Monkey Bite in the Lion’s Den is a conspiracy theory first presented as part of the publication The Ever-Garden Effect by brazilian artist Barbara Marcel. The above images have also been shown as individual prints on archival paper (dimensions 70x100cm)
The text below accompanied the images in the publication.
Athenians stroll around the former Royal Gardens (now the Greek National Garden) in order to enjoy a beautiful piece of urban planning while at the same time they are able to daydream about a glorious era of their nation, the times when Kings and Queens, princes and princesses used to rule and protect their ancient land. But unfortunately, they are not aware of the fact that they pass by an outrageous admission of guilt, the proof of a plot that doomed Greece to be the small, weak country we know today.
The story begins almost a century ago, a few years after the end of World War I. On the 30th of September 1920 King Alexander the I was taking one of his daily walks on the family estate of Tatoi, Attica, close to the summer palace. His dog was allegedly attacked by a couple of domestic Barbary Macaque monkeys that belonged to a German officer, the gatekeeper of the estate. The King, showing his heroic nature, tried to protect his dog when one of the monkeys attacked him, biting him deeply on his leg and torso. Unfortunately, after three weeks, seven surgical operations and a few suspicious mistakes by his doctors, the King succumbed to his wounds.
At this point, it is important to note the relationship between the Crown and the great powers during the Great war. In 1917 Alexander’s father, King Constantine I, was deposed under severe Entente pressure due to his pro-German sympathies
and his relationship with the German Kaiser Wilhelm II –he was married to his sister, Princess Sophia of Prussia. He was exiled to Switzerland and left his younger son Alexander to lead the nation. Alexander was a young, brilliant man, intensely influenced by Eleftherios Venizelos, the liberal politician who wanted Greece to join The British Empire and France in a war against German expansiveness. Alexander trusted Venizelos, thus going to war against Germany and its allies in the Balkans (Bulgaria, Austria-Hungary and the Ottoman empire). The end of the war found Greece victorious; with numerous lands liberated from Slavic and Turkish rule. Greece was again a luminous, powerful state spanning two continents.
Alexander was living up to his name, liberating parts of Asia, mirroring the deeds of his ancient predecessor more than two millennia ago. But this was not something that made everyone happy in Athens or Berlin. Several groups, including Germanophile Masonic lodges and the -extremely influential in 1920s Germany- Jewish bankers, wanted Greece to be a small, weak
In this context, the peculiar animal attack and the inability (?) of the royal doctors to save the King seem rather suspicious.
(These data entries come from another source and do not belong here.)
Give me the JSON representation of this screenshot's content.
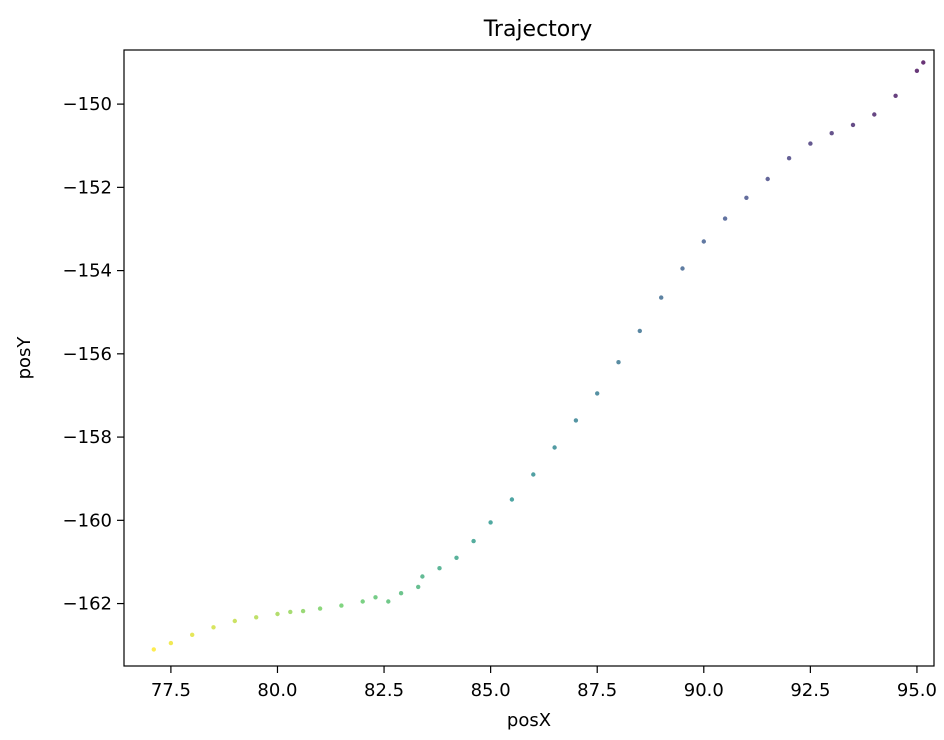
{
  "chart_data": {
    "type": "scatter",
    "title": "Trajectory",
    "xlabel": "posX",
    "ylabel": "posY",
    "xlim": [
      76.4,
      95.4
    ],
    "ylim": [
      -163.5,
      -148.7
    ],
    "xticks": [
      77.5,
      80.0,
      82.5,
      85.0,
      87.5,
      90.0,
      92.5,
      95.0
    ],
    "xtick_labels": [
      "77.5",
      "80.0",
      "82.5",
      "85.0",
      "87.5",
      "90.0",
      "92.5",
      "95.0"
    ],
    "yticks": [
      -150,
      -152,
      -154,
      -156,
      -158,
      -160,
      -162
    ],
    "ytick_labels": [
      "−150",
      "−152",
      "−154",
      "−156",
      "−158",
      "−160",
      "−162"
    ],
    "grid": false,
    "colormap": "viridis (reversed along path: purple at end, yellow at start)",
    "colors": {
      "start": "#fde725",
      "mid": "#21918c",
      "end": "#440154"
    },
    "points": [
      [
        77.1,
        -163.1
      ],
      [
        77.5,
        -162.95
      ],
      [
        78.0,
        -162.75
      ],
      [
        78.5,
        -162.57
      ],
      [
        79.0,
        -162.42
      ],
      [
        79.5,
        -162.33
      ],
      [
        80.0,
        -162.25
      ],
      [
        80.3,
        -162.2
      ],
      [
        80.6,
        -162.18
      ],
      [
        81.0,
        -162.12
      ],
      [
        81.5,
        -162.05
      ],
      [
        82.0,
        -161.95
      ],
      [
        82.3,
        -161.85
      ],
      [
        82.6,
        -161.95
      ],
      [
        82.9,
        -161.75
      ],
      [
        83.3,
        -161.6
      ],
      [
        83.4,
        -161.35
      ],
      [
        83.8,
        -161.15
      ],
      [
        84.2,
        -160.9
      ],
      [
        84.6,
        -160.5
      ],
      [
        85.0,
        -160.05
      ],
      [
        85.5,
        -159.5
      ],
      [
        86.0,
        -158.9
      ],
      [
        86.5,
        -158.25
      ],
      [
        87.0,
        -157.6
      ],
      [
        87.5,
        -156.95
      ],
      [
        88.0,
        -156.2
      ],
      [
        88.5,
        -155.45
      ],
      [
        89.0,
        -154.65
      ],
      [
        89.5,
        -153.95
      ],
      [
        90.0,
        -153.3
      ],
      [
        90.5,
        -152.75
      ],
      [
        91.0,
        -152.25
      ],
      [
        91.5,
        -151.8
      ],
      [
        92.0,
        -151.3
      ],
      [
        92.5,
        -150.95
      ],
      [
        93.0,
        -150.7
      ],
      [
        93.5,
        -150.5
      ],
      [
        94.0,
        -150.25
      ],
      [
        94.5,
        -149.8
      ],
      [
        95.0,
        -149.2
      ],
      [
        95.15,
        -149.0
      ]
    ]
  }
}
But how can any of this be proven? How far can we follow the trail of clues regarding the death of Alexander? Is there any proof that the attack was not an alleged accident but rather an assassination? The numerous assassination attempts against Venizelos make this argument certainly plausible.
One lead regards the story of the killer monkeys, which was apparently obscured by liberal bureaucracy. According to unnamed sources, the monkeys were not euthanised as stated in the official documents but were actually moved from Tatoi to the Royal gardens of Athens. In the Gardens they were kept in the magnificent tiger cage that Queen Amelia of the Hellenes had built in the 1850s. This outrageous action was lead by shadowy figures; people who wanted to secretly celebrate the weakening of Hellas and schemed to have these German-owned monkeys exhibited as living proof of their successful conspiracy. Who these people were remained a mystery up until 1998. It was at that time that in front of the tiger’s cage a small fountain was built with an inscription that looks harmless to the unsuspected eye. It writes: “An offer of the Lions of Greece”. What is the offer? The fountain? Some might think that. But the truth lies in the relation of the Masonic Lodge “Lions of Greece” with the German empire during the 1920s. Their interests in German expansionism, colonialism, finance and banking made Alexander’s reign unhelpful. Their position was weakened and they were planning for the return of their favoured Royal. Since Alexander did not have kids and was married to a commoner, in case he died, the crown would return to the German protege Constantine. Upon his return to power, King Constantine assisted in the defeat of his nemesis, Venizelos and his political moves led to the national disaster of 1922, a collapse that greatly benefited the Lions’ goals. Some researchers believe that this inscription is actually an admission of guilt on behalf of the masons. The matter must be investigated further, especially at a time that German expansiveness and colonialism reappears on a global scale and deeply influences Hellenic national sovereignty.